Our Dataset: NBA Player Measurements

This notebook will step us through the process of exploring a simple dataset containing various measurements (e.g. height, weight, etc.) of NBA players who were part of the 2019 draft. The data is saved using the NetCDF-4 format, which is designed for storing scientific array data. This data format does not affect our measurements in any important way - the values stored in the nba_draft_measurements.nc file reflect exactly the measurements that were collected. As we will see, all of the length measurements in this dataset carry units of inches. Furthermore, they were collected to the nearest quarter of an inch - this is a systematic source of error associated with the limited precision of the measurements that were made.

Using the Xarray Library

We will load our data from the NetCDF-4 format using the powerful xarray library. This is a Python package that allows one to work with multi-dimensional array data that has labeled axes, units, and coordinates associated with it. Where bare NumPy arrays require us to relate crucial information about data, like measurement units and coordinates, via auxiliary documentation, xarray’s data structures makes this information explicit and intimately associated with the array data. Thus it enables us to process and manipulate our data while retaining critical context about each datum.

Once we have access to this data, our main goal will be to use the matplotlib library to visualize our data, and to glean interesting patterns from these visualizations.

Let’s start by loading our data into an xarray-Dataset

[ ]:
# run this cell
import matplotlib.pyplot as plt

%matplotlib notebook

import numpy as np

from pathlib import Path
import xarray as xr

# Here we use the xarray library to load the NetCDF-4 file into an xarray-Dataset
draft_data = xr.load_dataset(Path.cwd() / "data" / "nba_draft_measurements.nc")

Running the following cell will display the “repr” (representation) of this object. Where most Python objects display strings as their reprs, a xarray object’s repr is especially informative. In a Jupyter notebook in should produce an interactive summary of its data, rendered via HTML elements.

Take some time to study the output of this cell. What are the data variables (i.e. measurements) in this dataset? What are the coordinates (i.e. identifiers) associated with these measured values?

[ ]:
# Viewing the so-called "repr" of our dataset
draft_data

This data is an xarray.Dataset that stores measurements/info for 70 players from the 2019 NBA draft; these measurements are:

  1. Height (no shoes) [inches]

  2. Height (with shoes) [inches]

  3. Weight [pounds]

  4. Standing Reach [inches]

  5. Wingspan [inches]

  6. Body-fat Percentage

  7. Hand-length [inches]

  8. Hand-width [inches]

  9. Player Position [PG: point guard, SG: shooting guard, C: center, PF: power-forward, SF: small forward]

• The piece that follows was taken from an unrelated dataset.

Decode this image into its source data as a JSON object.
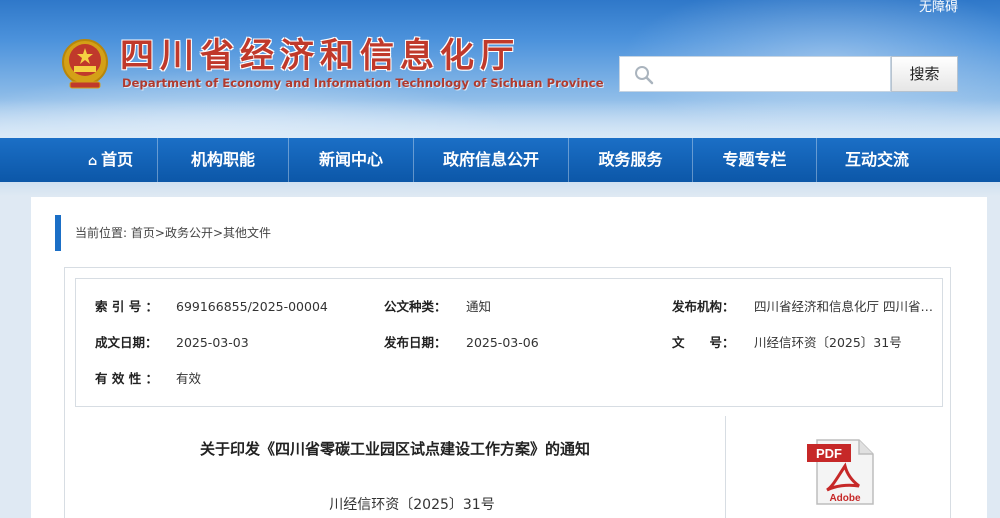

Each of these measurements corresponds to a so-called data variable in the xarray-dataset; each of which is a shape-(70,) array. Each entry across data variables corresponds to a specific player; thus the so-called coordinates that align these data are a shape-(70,) array of player names.

Accessing the data

Each data variable can be accessed by metric name (you can use tab-completion to check the different metric names). Evaluate draft_data.height_no_shoes in the cell below to access shape-(70,) array of player heights; note that the player names are still associated with these measurements. This is an array-like object, thus it can be indexed into and sliced like a standard numpy array.

[ ]:
# accessing a data variable from our dataset
# STUDENT CODE HERE

The underlying numpy array associated with a data variable can be accessed via the .data attribute. Evaluate draft_data.height_no_shoes.data in the cell below to access the NumPy array that stores its data.

[ ]:
# accessing the underlying numpy array of a data variable
# STUDENT CODE HERE

Data arrays support the same sort of elementwise (i.e. vectorized) operations as numpy arrays. In the following cell, compute the height added to each player by his shoes.

[ ]:
# Computing the height added to each player by his shoes
# STUDENT CODE HERE

Data arrays also have available to them the same sort of math methods, like .sum(). Use .mean() and .std() to compute the average height added to a player by his shoes, along with the standard deviation. What units are these values?

[ ]:
# Computing the mean and standard deviation of the height added to each player by his shoes
# STUDENT CODE HERE

Visualizing Our Dataset

The xarray library has rich and convenient plotting utilities.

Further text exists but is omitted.